为了更清楚地说明本申请实施例的技术方案,下面将对实施例描述中所需要使用的附图作简单的介绍。显而易见地,下面描述中的附图仅仅是本申请的一些示例或实施例,对于本领域的普通技术人员来讲,在不付出创造性劳动的前提下,还可以根据这些附图将本申请应用于其它类似情景。除非从语言环境中显而易见或另做说明,图中相同标号代表相同结构或操作。
应当理解,本文使用的“系统”、“装置”、“单元”和/或“模组”是用于区分不同级别的不同组件、元件、部件、部分或装配的一种方法。
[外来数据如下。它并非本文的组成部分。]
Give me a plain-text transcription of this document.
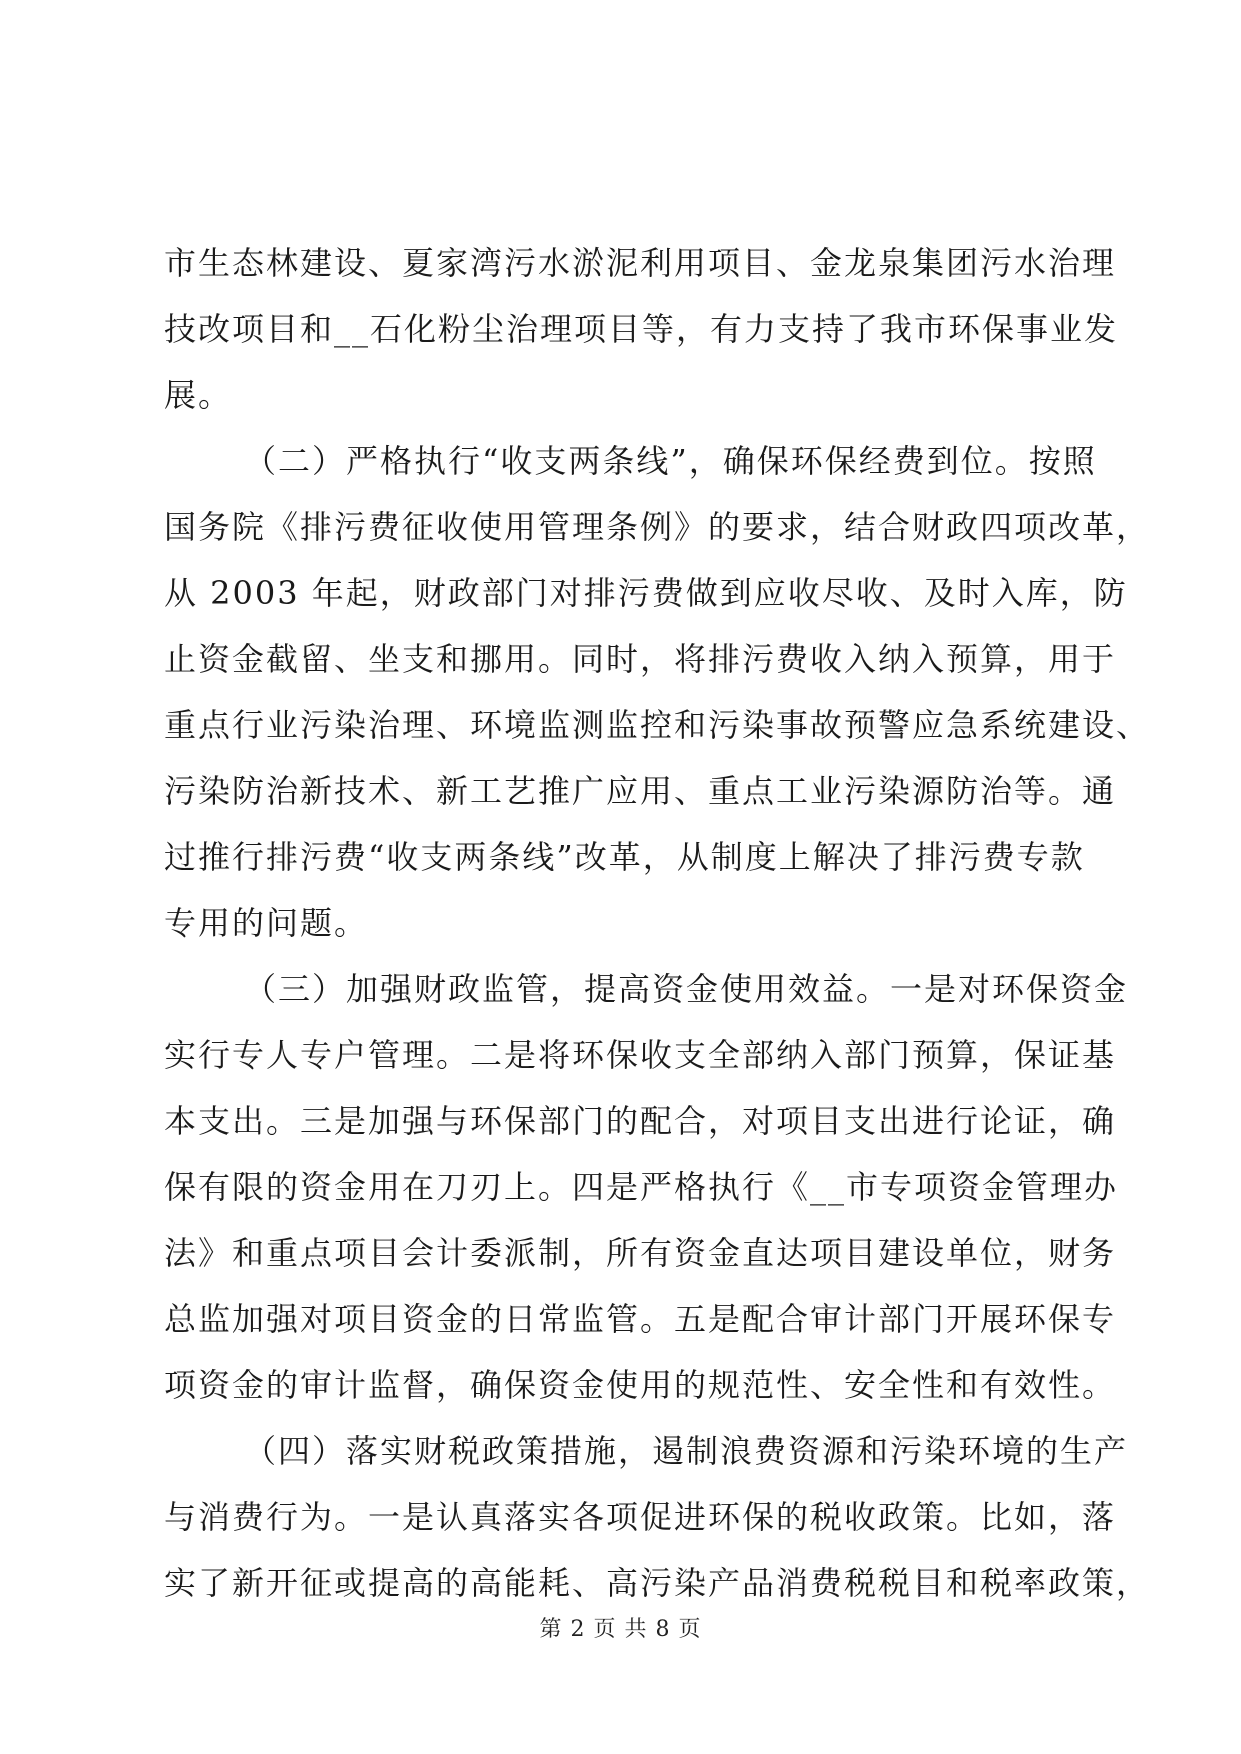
市生态林建设、夏家湾污水淤泥利用项目、金龙泉集团污水治理
技改项目和__石化粉尘治理项目等，有力支持了我市环保事业发
展。
（二）严格执行“收支两条线”，确保环保经费到位。按照
国务院《排污费征收使用管理条例》的要求，结合财政四项改革，
从 2003 年起，财政部门对排污费做到应收尽收、及时入库，防
止资金截留、坐支和挪用。同时，将排污费收入纳入预算，用于
重点行业污染治理、环境监测监控和污染事故预警应急系统建设、
污染防治新技术、新工艺推广应用、重点工业污染源防治等。通
过推行排污费“收支两条线”改革，从制度上解决了排污费专款
专用的问题。
（三）加强财政监管，提高资金使用效益。一是对环保资金
实行专人专户管理。二是将环保收支全部纳入部门预算，保证基
本支出。三是加强与环保部门的配合，对项目支出进行论证，确
保有限的资金用在刀刃上。四是严格执行《__市专项资金管理办
法》和重点项目会计委派制，所有资金直达项目建设单位，财务
总监加强对项目资金的日常监管。五是配合审计部门开展环保专
项资金的审计监督，确保资金使用的规范性、安全性和有效性。
（四）落实财税政策措施，遏制浪费资源和污染环境的生产
与消费行为。一是认真落实各项促进环保的税收政策。比如，落
实了新开征或提高的高能耗、高污染产品消费税税目和税率政策，
第 2 页 共 8 页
然而,如果其他词语可实现相同的目 的,则可通过其他表达来替换所述词语。
如本申请和权利要求书中所示,除非上下文明确提示例外情形,“一”、“一个”、“一种”和/或“该”等词并非特指单数,也可包括复数。一般说来,术语“包括”与“包含”仅提示包括已明确标识的步骤和元素,而这些步骤和元素不构成一个排它性的罗列,方法或者设备也可能包含其它的步骤或元素。
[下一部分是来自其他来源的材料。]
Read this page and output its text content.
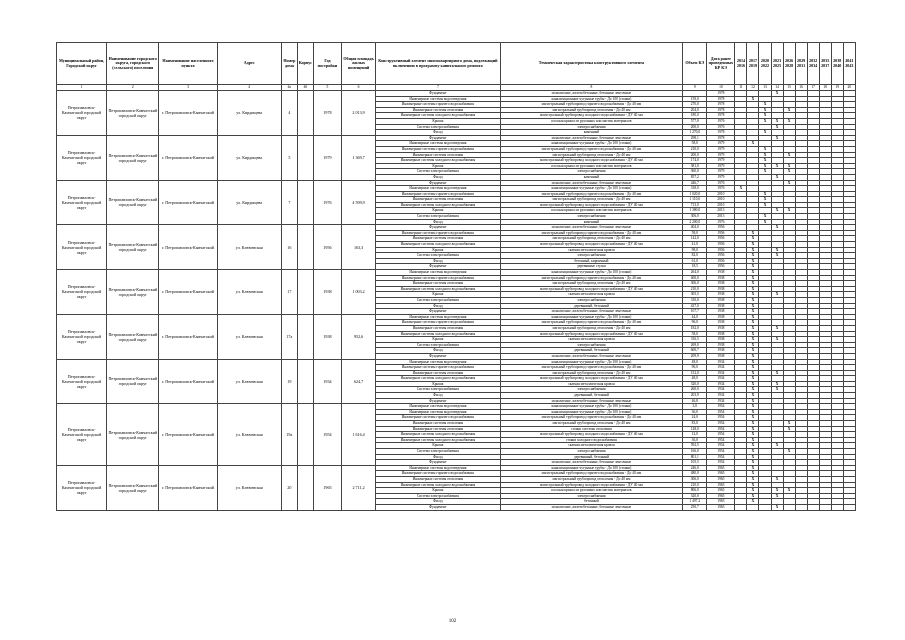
Муниципальный район, Городской округ	Наименование городского округа, городского (сельского) поселения	Наименование населенного пункта	Адрес	Номер дома	Корпус	Год постройки	Общая площадь жилых помещений	Конструктивный элемент многоквартирного дома, подлежащий включению в программу капитального ремонта	Техническая характеристика конструктивного элемента	Объем КЭ	Дата ранее проведенных КР КЭ	2014 2016	2017 2019	2020 2022	2023 2025	2026 2028	2029 2031	2032 2034	2035 2037	2038 2040	2041 2043
1	2	3	4	4а	4б	5	6	7	8	9	10	11	12	13	14	15	16	17	18	19	20
Петропавловск-Камчатский городской округ	Петропавловск-Камчатский городской округ	г. Петропавловск-Камчатский	ул. Кирдищева	4		1978	2 013,9	Фундамент	монолитные, железобетонные, бетонные ленточные		1978				X						
								Инженерные системы водоотведения	канализационные чугунные трубы - До 100 (стояки)	159,0	1978		X								
								Инженерные системы горячего водоснабжения	магистральный трубопровод горячего водоснабжения - До 40 мм	270,0	1978			X							
								Инженерные системы отопления	магистральный трубопровод отопления - До 40 мм	204,0	1978			X		X					
								Инженерные системы холодного водоснабжения	магистральный трубопровод холодного водоснабжения - ДУ 40 мм	180,0	1978			X							
								Крыша	плоская крыша из рулонных или мастик материалов	577,0	1976			X	X	X					
								Система электроснабжения	электроснабжения	200,0	1976				X						
								Фасад	каменный	1 270,0	1978			X							
Петропавловск-Камчатский городской округ	Петропавловск-Камчатский городской округ	г. Петропавловск-Камчатский	ул. Кирдищева	5		1979	1 369,7	Фундамент	монолитные, железобетонные, бетонные ленточные	298,1	1978				X						
								Инженерные системы водоотведения	канализационные чугунные трубы - До 100 (стояки)	58,0	1979		X								
								Инженерные системы горячего водоснабжения	магистральный трубопровод горячего водоснабжения - До 40 мм	210,0	1979			X							
								Инженерные системы отопления	магистральный трубопровод отопления - До 40 мм	200,0	1979			X		X					
								Инженерные системы холодного водоснабжения	магистральный трубопровод холодного водоснабжения - ДУ 40 мм	174,0	1979			X							
								Крыша	плоская крыша из рулонных или мастик материалов	381,0	1979			X	X	X					
								Система электроснабжения	электроснабжения	360,0	1979			X		X					
								Фасад	каменный	857,2	1979				X						
Петропавловск-Камчатский городской округ	Петропавловск-Камчатский городской округ	г. Петропавловск-Камчатский	ул. Кирдищева	7		1976	4 599,9	Фундамент	монолитные, железобетонные, бетонные ленточные	446,7	1976					X					
								Инженерные системы водоотведения	канализационные чугунные трубы - До 100 (стояки)	318,0	1976	X									
								Инженерные системы горячего водоснабжения	магистральный трубопровод горячего водоснабжения - До 40 мм	1 020,0	2010			X							
								Инженерные системы отопления	магистральный трубопровод отопления - До 40 мм	1 110,0	2010			X							
								Инженерные системы холодного водоснабжения	магистральный трубопровод холодного водоснабжения - ДУ 40 мм	713,0	2010			X							
								Крыша	плоская крыша из рулонных или мастик материалов	1 380,0	2013				X	X					
								Система электроснабжения	электроснабжения	306,0	2013			X							
								Фасад	каменный	2 200,0	1976			X							
Петропавловск-Камчатский городской округ	Петропавловск-Камчатский городской округ	г. Петропавловск-Камчатский	ул. Ключевская	16		1956	163,3	Фундамент	монолитные, железобетонные, бетонные ленточные	404,0	1956				X						
								Инженерные системы горячего водоснабжения	магистральный трубопровод горячего водоснабжения - До 40 мм	58,0	1956		X								
								Инженерные системы отопления	магистральный трубопровод отопления - До 40 мм	142,0	1956		X								
								Инженерные системы холодного водоснабжения	магистральный трубопровод холодного водоснабжения - ДУ 40 мм	41,0	1956		X								
								Крыша	скатная металлическая кровля	98,0	1956		X		X						
								Система электроснабжения	электроснабжения	82,0	1956		X		X						
								Фасад	бетонный, кирпичный	61,0	1956		X								
								Фундамент	деревянные стулья	18,5	1956		X								
Петропавловск-Камчатский городской округ	Петропавловск-Камчатский городской округ	г. Петропавловск-Камчатский	ул. Ключевская	17		1938	1 003,2	Инженерные системы водоотведения	канализационные чугунные трубы - До 100 (стояки)	264,0	1938		X								
								Инженерные системы горячего водоснабжения	магистральный трубопровод горячего водоснабжения - До 40 мм	400,0	1938		X								
								Инженерные системы отопления	магистральный трубопровод отопления - До 40 мм	306,0	1938		X								
								Инженерные системы холодного водоснабжения	магистральный трубопровод холодного водоснабжения - ДУ 40 мм	210,0	1938		X								
								Крыша	скатная металлическая кровля	305,5	1938		X		X						
								Система электроснабжения	электроснабжения	310,0	1938		X								
								Фасад	деревянный, бетонный	437,0	1938		X								
								Фундамент	монолитные, железобетонные, бетонные ленточные	107,7	1938		X								
Петропавловск-Камчатский городской округ	Петропавловск-Камчатский городской округ	г. Петропавловск-Камчатский	ул. Ключевская	17а		1938	952,6	Инженерные системы водоотведения	канализационные чугунные трубы - До 100 (стояки)	44,0	1938		X								
								Инженерные системы горячего водоснабжения	магистральный трубопровод горячего водоснабжения - До 40 мм	96,0	1938		X								
								Инженерные системы отопления	магистральный трубопровод отопления - До 40 мм	182,0	1938		X		X						
								Инженерные системы холодного водоснабжения	магистральный трубопровод холодного водоснабжения - ДУ 40 мм	58,0	1938		X								
								Крыша	скатная металлическая кровля	316,5	1938		X		X						
								Система электроснабжения	электроснабжения	269,0	1938		X								
								Фасад	деревянный, бетонный	600,7	1938		X								
								Фундамент	монолитные, железобетонные, бетонные ленточные	209,9	1938		X								
Петропавловск-Камчатский городской округ	Петропавловск-Камчатский городской округ	г. Петропавловск-Камчатский	ул. Ключевская	19		1934	624,7	Инженерные системы водоотведения	канализационные чугунные трубы - До 100 (стояки)	48,0	1934		X								
								Инженерные системы горячего водоснабжения	магистральный трубопровод горячего водоснабжения - До 40 мм	96,0	1934		X								
								Инженерные системы отопления	магистральный трубопровод отопления - До 40 мм	152,0	1934		X		X						
								Инженерные системы холодного водоснабжения	магистральный трубопровод холодного водоснабжения - ДУ 40 мм	48,0	1934		X								
								Крыша	скатная металлическая кровля	320,0	1934		X		X						
								Система электроснабжения	электроснабжения	260,0	1934		X		X						
								Фасад	деревянный, бетонный	203,9	1934		X								
								Фундамент	монолитные, железобетонные, бетонные ленточные	46,8	1934		X								
Петропавловск-Камчатский городской округ	Петропавловск-Камчатский городской округ	г. Петропавловск-Камчатский	ул. Ключевская	19а		1954	1 616,4	Инженерные системы водоотведения	канализационные чугунные трубы - До 100 (стояки)	3,0	1954		X								
								Инженерные системы водоотведения	канализационные чугунные трубы - До 100 (стояки)	36,0	1954		X								
								Инженерные системы горячего водоснабжения	магистральный трубопровод горячего водоснабжения - До 40 мм	24,0	1954		X								
								Инженерные системы отопления	магистральный трубопровод отопления - До 40 мм	83,0	1954		X			X					
								Инженерные системы отопления	стояки системы отопления	128,0	1954		X			X					
								Инженерные системы холодного водоснабжения	магистральный трубопровод холодного водоснабжения - ДУ 40 мм	12,0	1954		X								
								Инженерные системы холодного водоснабжения	стояки холодного водоснабжения	36,0	1954		X								
								Крыша	скатная металлическая кровля	592,5	1954		X		X						
								Система электроснабжения	электроснабжения	166,0	1954		X			X					
								Фасад	деревянный, бетонный	801,1	1954		X								
								Фундамент	монолитные, железобетонные, бетонные ленточные	105,5	1954		X								
Петропавловск-Камчатский городской округ	Петропавловск-Камчатский городской округ	г. Петропавловск-Камчатский	ул. Ключевская	20		1965	2 711,2	Инженерные системы водоотведения	канализационные чугунные трубы - До 100 (стояки)	246,0	1965		X								
								Инженерные системы горячего водоснабжения	магистральный трубопровод горячего водоснабжения - До 40 мм	480,0	1965		X								
								Инженерные системы отопления	магистральный трубопровод отопления - До 40 мм	306,0	1965		X		X						
								Инженерные системы холодного водоснабжения	магистральный трубопровод холодного водоснабжения - ДУ 40 мм	210,0	1965		X								
								Крыша	плоская крыша из рулонных или мастик материалов	806,0	1965		X		X	X					
								Система электроснабжения	электроснабжения	320,0	1965		X		X						
								Фасад	бетонный	1 497,2	1965		X								
								Фундамент	монолитные, железобетонные, бетонные ленточные	250,7	1965				X						
102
本申请中使用了流程图用来说明根据本申请的实施例的系统所执行的操作。应当理解的是,前面或后面操作不一定按照顺序来精确地执行。相反,可以按照倒序或同时处理各个步骤。同时,也可以将其他操作添加到这些过程中,或从这些过程移除某一步或数步操作。
在一些实施例中,声学输出装置可以包括声学驱动器和壳体结构。所述声学驱动器位于壳体结构内部。该声学输出装置中至少一个声学驱动器产生的声音可以通过与其声耦合的至少两个导声孔向外传播。在一些实施例中,与同一个声学驱动器声耦合的两个导声孔可以分布于用户头部或者脸部的同侧,此时用户头部或者脸部可以近似视为挡板,该挡板可以反射从所述两个导声孔发出的声音。在空间中,经由挡板反射的声音与导声孔直接辐射的声音会发生干涉,从而改变声学输出装置传递到特定位置上的声音的幅值。在一些实施例中,通过设计导声孔与用户头部或者脸部的距离与角度,能够使声学输出装置在周围环境中产生的声音具有较小的幅值,从而达到降低声学输出装置在周围环境中的漏音,同时也能够防止声学输出装置产生的声音被该用户附近的他人听见。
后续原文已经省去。